The suggestions, in Reporting of Audit Committees, are based on insights garnered from FRL discussions with 19 companies and 25 investor and analyst organisations.
For example, the guidance recommends that audit committees take time to ensure information is disclosed in the most appropriate place in the annual report. This would allow for easier cross-referencing, avoid repetition and help investors locate related information quickly.
It also suggests that audit committee chairmen should:
- personalise their report to demonstrate ownership and accountability
- ensure that reports are specific to their company and current year’s activities
- detail actions they have taken – rather than just the functions they serve
- describe their specific activities during the year and their purpose, using active, descriptive language
- disclose judgements they made for the year, and the sources of assurance and other evidence they used to satisfy themselves of the appropriateness of the conclusion
- consider their audience in describing issues and their context.
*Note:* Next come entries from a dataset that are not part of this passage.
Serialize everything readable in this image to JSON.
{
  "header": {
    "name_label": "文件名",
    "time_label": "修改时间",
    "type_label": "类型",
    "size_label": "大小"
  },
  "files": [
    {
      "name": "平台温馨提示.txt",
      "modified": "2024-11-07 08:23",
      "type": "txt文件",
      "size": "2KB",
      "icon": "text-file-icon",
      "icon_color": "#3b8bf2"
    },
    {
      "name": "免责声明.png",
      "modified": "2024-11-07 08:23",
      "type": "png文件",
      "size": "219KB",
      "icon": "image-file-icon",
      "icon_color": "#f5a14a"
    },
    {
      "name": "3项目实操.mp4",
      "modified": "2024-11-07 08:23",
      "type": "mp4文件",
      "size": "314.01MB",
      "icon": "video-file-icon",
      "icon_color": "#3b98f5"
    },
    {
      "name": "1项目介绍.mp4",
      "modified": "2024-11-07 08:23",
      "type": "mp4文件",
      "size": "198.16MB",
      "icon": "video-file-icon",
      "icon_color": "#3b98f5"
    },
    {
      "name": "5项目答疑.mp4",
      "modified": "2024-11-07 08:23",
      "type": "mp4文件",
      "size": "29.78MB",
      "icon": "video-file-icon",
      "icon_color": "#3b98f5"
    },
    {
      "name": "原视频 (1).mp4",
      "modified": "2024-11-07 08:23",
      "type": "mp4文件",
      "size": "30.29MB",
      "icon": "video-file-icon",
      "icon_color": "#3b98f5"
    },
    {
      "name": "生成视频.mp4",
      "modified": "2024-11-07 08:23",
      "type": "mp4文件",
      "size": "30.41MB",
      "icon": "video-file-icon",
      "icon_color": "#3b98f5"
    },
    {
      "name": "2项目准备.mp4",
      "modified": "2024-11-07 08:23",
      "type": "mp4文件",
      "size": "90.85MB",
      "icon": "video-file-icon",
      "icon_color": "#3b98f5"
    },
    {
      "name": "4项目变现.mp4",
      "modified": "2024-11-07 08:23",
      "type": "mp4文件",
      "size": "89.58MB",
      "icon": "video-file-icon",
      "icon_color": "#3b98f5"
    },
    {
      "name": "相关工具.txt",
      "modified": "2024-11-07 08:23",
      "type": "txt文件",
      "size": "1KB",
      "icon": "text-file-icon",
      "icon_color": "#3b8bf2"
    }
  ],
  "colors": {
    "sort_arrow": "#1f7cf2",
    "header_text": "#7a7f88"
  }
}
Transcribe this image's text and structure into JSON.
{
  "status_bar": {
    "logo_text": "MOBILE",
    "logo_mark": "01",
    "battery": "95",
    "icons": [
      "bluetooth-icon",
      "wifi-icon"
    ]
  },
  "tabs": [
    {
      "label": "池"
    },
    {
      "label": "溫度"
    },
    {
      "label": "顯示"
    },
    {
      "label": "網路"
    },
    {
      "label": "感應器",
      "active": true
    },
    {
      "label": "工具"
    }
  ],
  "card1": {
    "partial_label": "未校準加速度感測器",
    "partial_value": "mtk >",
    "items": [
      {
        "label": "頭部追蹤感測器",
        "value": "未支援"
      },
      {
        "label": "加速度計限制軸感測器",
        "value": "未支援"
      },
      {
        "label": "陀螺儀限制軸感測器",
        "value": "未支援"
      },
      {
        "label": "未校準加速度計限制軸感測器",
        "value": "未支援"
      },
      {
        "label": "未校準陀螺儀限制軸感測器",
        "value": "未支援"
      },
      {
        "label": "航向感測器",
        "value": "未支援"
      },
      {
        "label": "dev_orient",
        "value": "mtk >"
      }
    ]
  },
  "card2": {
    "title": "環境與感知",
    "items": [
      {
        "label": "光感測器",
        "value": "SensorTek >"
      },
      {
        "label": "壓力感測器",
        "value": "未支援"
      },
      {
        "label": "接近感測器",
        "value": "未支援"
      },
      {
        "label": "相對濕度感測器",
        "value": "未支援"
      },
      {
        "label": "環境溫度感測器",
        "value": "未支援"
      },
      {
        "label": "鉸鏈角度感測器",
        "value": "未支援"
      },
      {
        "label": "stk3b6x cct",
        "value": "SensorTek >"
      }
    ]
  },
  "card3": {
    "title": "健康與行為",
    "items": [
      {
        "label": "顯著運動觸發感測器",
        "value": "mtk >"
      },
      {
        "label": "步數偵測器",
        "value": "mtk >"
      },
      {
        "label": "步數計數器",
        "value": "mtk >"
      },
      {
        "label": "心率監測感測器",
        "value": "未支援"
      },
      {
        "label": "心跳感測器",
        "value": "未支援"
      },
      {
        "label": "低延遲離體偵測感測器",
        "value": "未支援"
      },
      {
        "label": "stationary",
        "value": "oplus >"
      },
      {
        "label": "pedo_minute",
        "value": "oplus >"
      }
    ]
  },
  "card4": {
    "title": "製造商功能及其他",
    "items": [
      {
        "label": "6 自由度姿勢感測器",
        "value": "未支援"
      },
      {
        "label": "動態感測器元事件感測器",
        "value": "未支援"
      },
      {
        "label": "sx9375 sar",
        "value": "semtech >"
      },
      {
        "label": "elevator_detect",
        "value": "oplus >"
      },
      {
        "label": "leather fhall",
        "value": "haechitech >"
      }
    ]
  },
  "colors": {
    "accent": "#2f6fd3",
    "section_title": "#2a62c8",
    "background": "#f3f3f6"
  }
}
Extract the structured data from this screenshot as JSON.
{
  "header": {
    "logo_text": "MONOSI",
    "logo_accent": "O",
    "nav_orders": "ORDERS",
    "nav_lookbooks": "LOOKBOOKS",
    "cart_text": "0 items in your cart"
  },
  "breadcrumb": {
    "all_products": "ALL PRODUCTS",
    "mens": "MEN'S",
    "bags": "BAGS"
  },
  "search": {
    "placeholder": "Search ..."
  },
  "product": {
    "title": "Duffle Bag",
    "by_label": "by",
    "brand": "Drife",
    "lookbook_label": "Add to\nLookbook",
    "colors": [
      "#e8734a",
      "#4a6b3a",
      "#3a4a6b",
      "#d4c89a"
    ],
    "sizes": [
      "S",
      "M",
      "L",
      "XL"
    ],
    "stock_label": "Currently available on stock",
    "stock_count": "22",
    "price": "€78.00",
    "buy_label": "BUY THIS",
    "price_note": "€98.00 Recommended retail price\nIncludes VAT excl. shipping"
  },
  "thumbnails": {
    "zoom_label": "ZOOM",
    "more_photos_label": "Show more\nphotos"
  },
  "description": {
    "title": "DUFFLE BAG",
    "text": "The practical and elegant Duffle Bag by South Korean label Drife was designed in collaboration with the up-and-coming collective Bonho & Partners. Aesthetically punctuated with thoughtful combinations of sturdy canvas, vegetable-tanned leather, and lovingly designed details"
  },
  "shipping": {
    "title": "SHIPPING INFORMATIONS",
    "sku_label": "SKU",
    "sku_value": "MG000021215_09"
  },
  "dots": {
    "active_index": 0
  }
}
“Investors have told us that they will pay more attention to audit committee reports if they provided more meaningful information,” said FRL director Sue Harding. “This report sets out clearly how audit committee members can make their reports do just that.
“Audit committee reports should form part of the conversation between companies and investors building confidence in this important area of governance and showing how it contributes to good financial reporting.”
During the discussions, some of the companies expressed concern that the disclosure of significant financial statement issues might be taken out of context and misunderstood by investors. They were also worried that the greater transparency might place them at a disadvantage with investors compared to other companies that disclose less.
The FRL hopes that ideas in the report will alleviate companies’ concerns by helping them to provide “the sort of concise summaries of useful information, in appropriate context, that will over time become more of the norm”.